Although maths is essential for my job, there are more reasons why taking Further Mathematics was useful to me. The small class size at school, and the pace and variety of the lessons, were a great preparation for working in tutor groups at university. We could really explore the subject with the teacher, which made it much more interesting and fun (probably for our teacher too). It made the maths involved in other subjects, such as physics, much easier, as it really is just familiarity and practice - both of which you get more of by studying Further Mathematics. Also, since two of my A-levels were in the same subject I had more time and energy to study an unrelated subject - I took French.
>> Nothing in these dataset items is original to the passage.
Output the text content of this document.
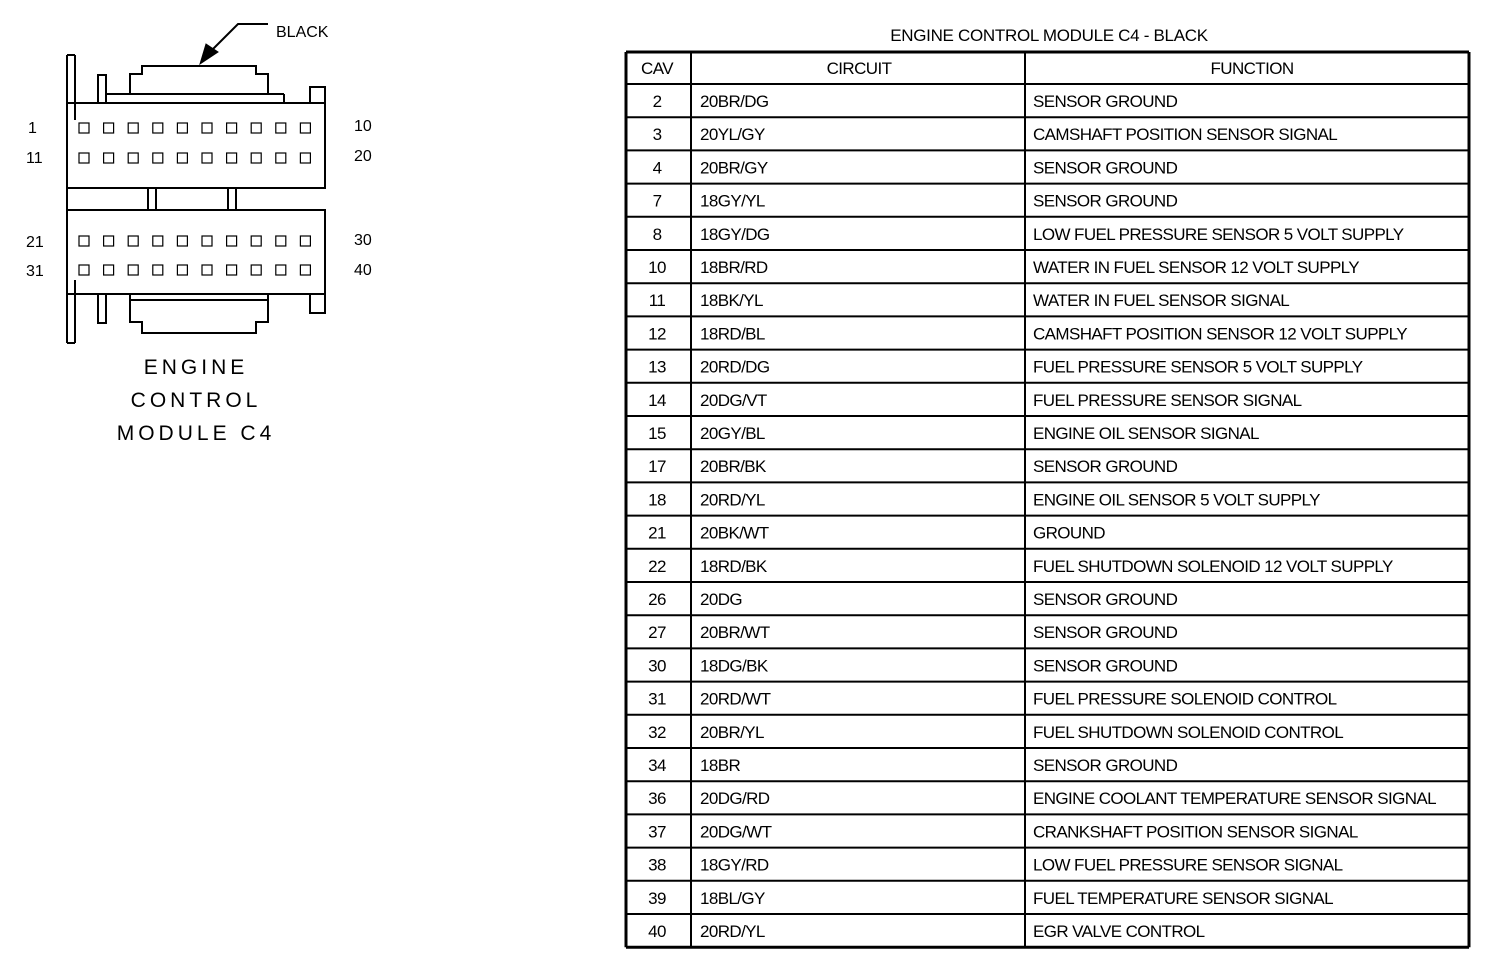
BLACK
1	10
11	20
21	30
31	40
ENGINE
CONTROL
MODULE C4
ENGINE CONTROL MODULE C4 - BLACK
CAV	CIRCUIT	FUNCTION
2 20BR/DG	SENSOR GROUND
3 20YL/GY	CAMSHAFT POSITION SENSOR SIGNAL
4 20BR/GY	SENSOR GROUND
7 18GY/YL	SENSOR GROUND
8 18GY/DG	LOW FUEL PRESSURE SENSOR 5 VOLT SUPPLY
10 18BR/RD	WATER IN FUEL SENSOR 12 VOLT SUPPLY
11 18BK/YL	WATER IN FUEL SENSOR SIGNAL
12 18RD/BL	CAMSHAFT POSITION SENSOR 12 VOLT SUPPLY
13 20RD/DG	FUEL PRESSURE SENSOR 5 VOLT SUPPLY
14 20DG/VT	FUEL PRESSURE SENSOR SIGNAL
15 20GY/BL	ENGINE OIL SENSOR SIGNAL
17 20BR/BK	SENSOR GROUND
18 20RD/YL	ENGINE OIL SENSOR 5 VOLT SUPPLY
21 20BK/WT	GROUND
22 18RD/BK	FUEL SHUTDOWN SOLENOID 12 VOLT SUPPLY
26 20DG	SENSOR GROUND
27 20BR/WT	SENSOR GROUND
30 18DG/BK	SENSOR GROUND
31 20RD/WT	FUEL PRESSURE SOLENOID CONTROL
32 20BR/YL	FUEL SHUTDOWN SOLENOID CONTROL
34 18BR	SENSOR GROUND
36 20DG/RD	ENGINE COOLANT TEMPERATURE SENSOR SIGNAL
37 20DG/WT	CRANKSHAFT POSITION SENSOR SIGNAL
38 18GY/RD	LOW FUEL PRESSURE SENSOR SIGNAL
39 18BL/GY	FUEL TEMPERATURE SENSOR SIGNAL
40 20RD/YL	EGR VALVE CONTROL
I have never regretted taking Further Mathematics at A-level and would definitely recommend it to anyone wanting to explore how the world works.
I took Further Mathematics at A-Level and then went on to study Mechanical Engineering at Loughborough University. An A-Level in Further Mathematics wasn’t a requirement for my degree; however I found that it gave me a grounding in mathematics that some of my fellow students did not have and it gave me a head start when we got onto more complicated mechanical problems.
Since graduating I have been working with Vestas. Vestas is the worlds leading supplier of wind power solutions, we have installed more than 39,000 wind turbines in 63 countries. At Vestas we research, design, sell, manufacture, install and maintain wind power plants.
My job as a Control Engineer involves improving the way wind turbines ‘think’ so that they will generate power efficiently and reliably from the wind without being damaged. I use mathematics every day in my work in a variety of ways. One day I may be using statistics to analyse a wind power plant and thinking of ways to improve performance. The next day I may be using mechanics to analyse the loads and motions of a turbine. For anyone considering a career as an Engineer I would definitely recommend taking Further Mathematics.
Without strong qualifications in mathematics I wouldn’t have got the job I have. One of many perks of the job is having the opportunity to travel and work with colleagues from different cultures all over the world.
There is a lot of talk in the media about climate change and global warming. I feel fortunate to be working for a company and doing a job where I feel I am doing my bit in solving one of the major challenges facing our generation.